8.2.17

8

Quando Hazel saiu Sebastian tomou outro rumo, tentando despistar os guardas. Pôde ouvir a voz de Hazel desculpando-se e mesmo com medo do porque continuou seguindo. Se tentasse alguma coisa seria bem pior.
   Apalpou o corredor com as mãos, em esperança de achar alguma saída por ali. Sem chance.  O corredor era grande e Sebastian não conhecia nada ali. E ainda tinha a culpa que o corroia por dentro, afinal, em troca de sua liberdade deixara outra pessoa presa. Que tipo de pessoa ele se tornara? Aquele que tanto desprezara?
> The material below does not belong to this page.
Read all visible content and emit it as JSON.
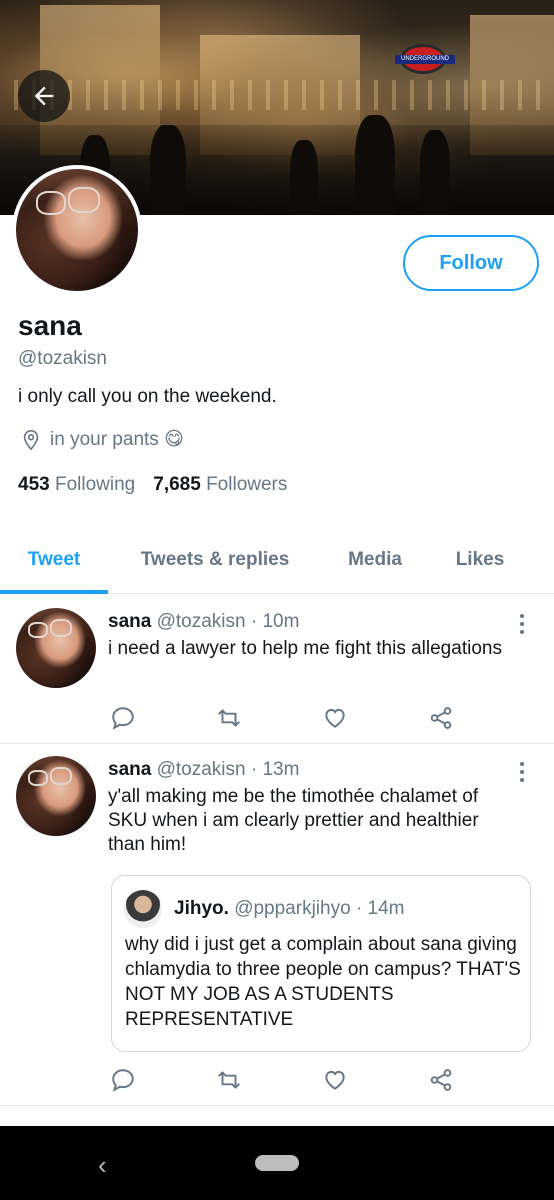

   Andou todo o caminho destraido, até se dar conta que estava em outra ala das prisões. Estava perdido. Sebastian não tinha um senso de direção muito bom e também não conhecia o castelo. Xingou baixinho e quis ter escutado Hazel em quanto a tempo. Aquele plano era definitivamente o pior de todos.
   Quando ouviu passos procurou um lugar para se esconder. Tentativa falha, ele já sabia disso. E seu coração começou a bater mais forte a cada segundo, não tinha ideia do que seria, mas tinha certeza de que não era bom. Mas permaneceu quieto e por impulso prendeu a respiração, mas fora visto.
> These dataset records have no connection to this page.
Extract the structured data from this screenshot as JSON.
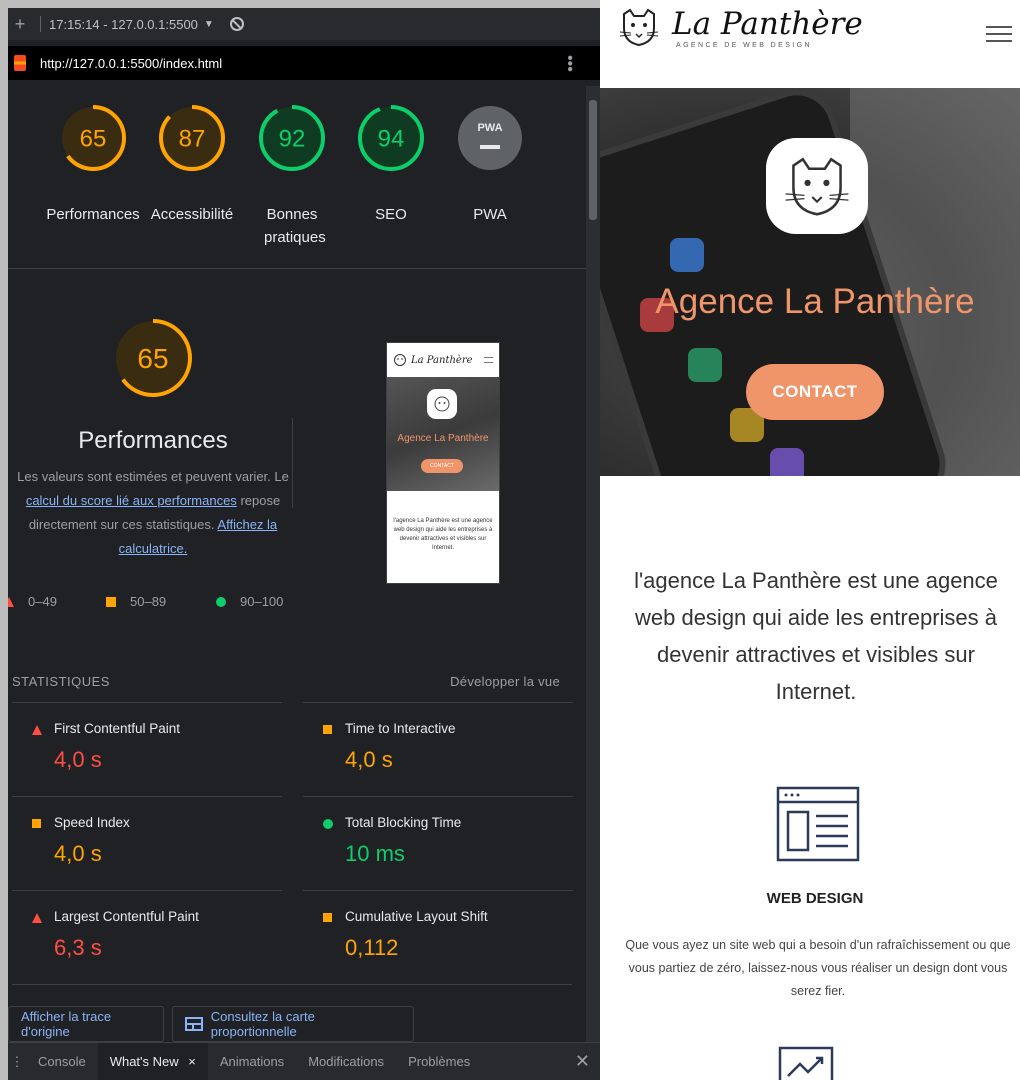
{
  "devtools": {
    "topbar": {
      "plus": "+",
      "session": "17:15:14 - 127.0.0.1:5500",
      "caret": "▼"
    },
    "url": "http://127.0.0.1:5500/index.html",
    "gauges": [
      {
        "score": "65",
        "label": "Performances",
        "value": 65,
        "color": "#ffa400"
      },
      {
        "score": "87",
        "label": "Accessibilité",
        "value": 87,
        "color": "#ffa400"
      },
      {
        "score": "92",
        "label": "Bonnes pratiques",
        "value": 92,
        "color": "#0cce6b"
      },
      {
        "score": "94",
        "label": "SEO",
        "value": 94,
        "color": "#0cce6b"
      },
      {
        "score": "PWA",
        "label": "PWA",
        "value": 0,
        "color": "#9aa0a6"
      }
    ],
    "perf": {
      "score": "65",
      "value": 65,
      "title": "Performances",
      "desc_prefix": "Les valeurs sont estimées et peuvent varier. Le",
      "link1": "calcul du score lié aux performances",
      "desc_mid": "repose directement sur ces statistiques.",
      "link2": "Affichez la calculatrice."
    },
    "legend": {
      "low": "0–49",
      "mid": "50–89",
      "high": "90–100"
    },
    "thumbnail": {
      "brand": "La Panthère",
      "hero_title": "Agence La Panthère",
      "button": "CONTACT",
      "text": "l'agence La Panthère est une agence web design qui aide les entreprises à devenir attractives et visibles sur Internet."
    },
    "stats": {
      "heading": "STATISTIQUES",
      "expand": "Développer la vue",
      "metrics": [
        {
          "name": "First Contentful Paint",
          "value": "4,0 s",
          "status": "red"
        },
        {
          "name": "Time to Interactive",
          "value": "4,0 s",
          "status": "orange"
        },
        {
          "name": "Speed Index",
          "value": "4,0 s",
          "status": "orange"
        },
        {
          "name": "Total Blocking Time",
          "value": "10 ms",
          "status": "green"
        },
        {
          "name": "Largest Contentful Paint",
          "value": "6,3 s",
          "status": "red"
        },
        {
          "name": "Cumulative Layout Shift",
          "value": "0,112",
          "status": "orange"
        }
      ]
    },
    "buttons": {
      "trace": "Afficher la trace d'origine",
      "treemap": "Consultez la carte proportionnelle"
    },
    "drawer": {
      "tabs": [
        "Console",
        "What's New",
        "Animations",
        "Modifications",
        "Problèmes"
      ],
      "active_close": "×",
      "close": "✕"
    }
  },
  "site": {
    "brand": "La Panthère",
    "brand_sub": "AGENCE DE WEB DESIGN",
    "hero_title": "Agence La Panthère",
    "hero_button": "CONTACT",
    "intro": "l'agence La Panthère est une agence web design qui aide les entreprises à devenir attractives et visibles sur Internet.",
    "service_title": "WEB DESIGN",
    "service_desc": "Que vous ayez un site web qui a besoin d'un rafraîchissement ou que vous partiez de zéro, laissez-nous vous réaliser un design dont vous serez fier.",
    "accent": "#f0956a"
  }
}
   E quando menos esperou estava caido no chão com alguém em cima de si. Tinha uma faca no pescoço, e os braços imobilizados. Aquilo de certa forma não o surpreenderia, assim como também tinha certeza que morreria ali mesmo.
   _ Quem é você?
   Era a voz daquela já conhecida guarda. Seu nome seria Jucy? Lucy? Ah não. Ele lembrara, ela se chamava Julie.
   Mas não a respondeu.  Manter-se calado poderia ser a pior resposta que ele teria, mas a preferiu mesmo assim. Não tinha nada a falar.
   _ Eu vou repetir novamente: Quem é você?
   Ela deu pausas longas em sua frase. Sebastian riu torto, ela o lembrava muito a imagem de sua falecida noiva. O gênio forte era o mesmo. E só por isso resolveu responder.
   _ Sebastian Grace. E você é Julie, a guarda.
   Ela furou seu pescoço com a faca. Sebastian gemeu. Fora um furo pequeno, daqueles que só de faz para causar dor, sem intenção de matar. Sebastian não sabia que ficava com medo ou aliviado.
   _ Como sabe quem sou eu?
   _ Não lembra de mim?
   _ Refresque minha memoria.
   Então Sebastian contou detalhadamente as duas vezes em que se encontraram. Usou ironia algumas vezes e em troca recebia mais cortes, mas não dava muita importância para isso.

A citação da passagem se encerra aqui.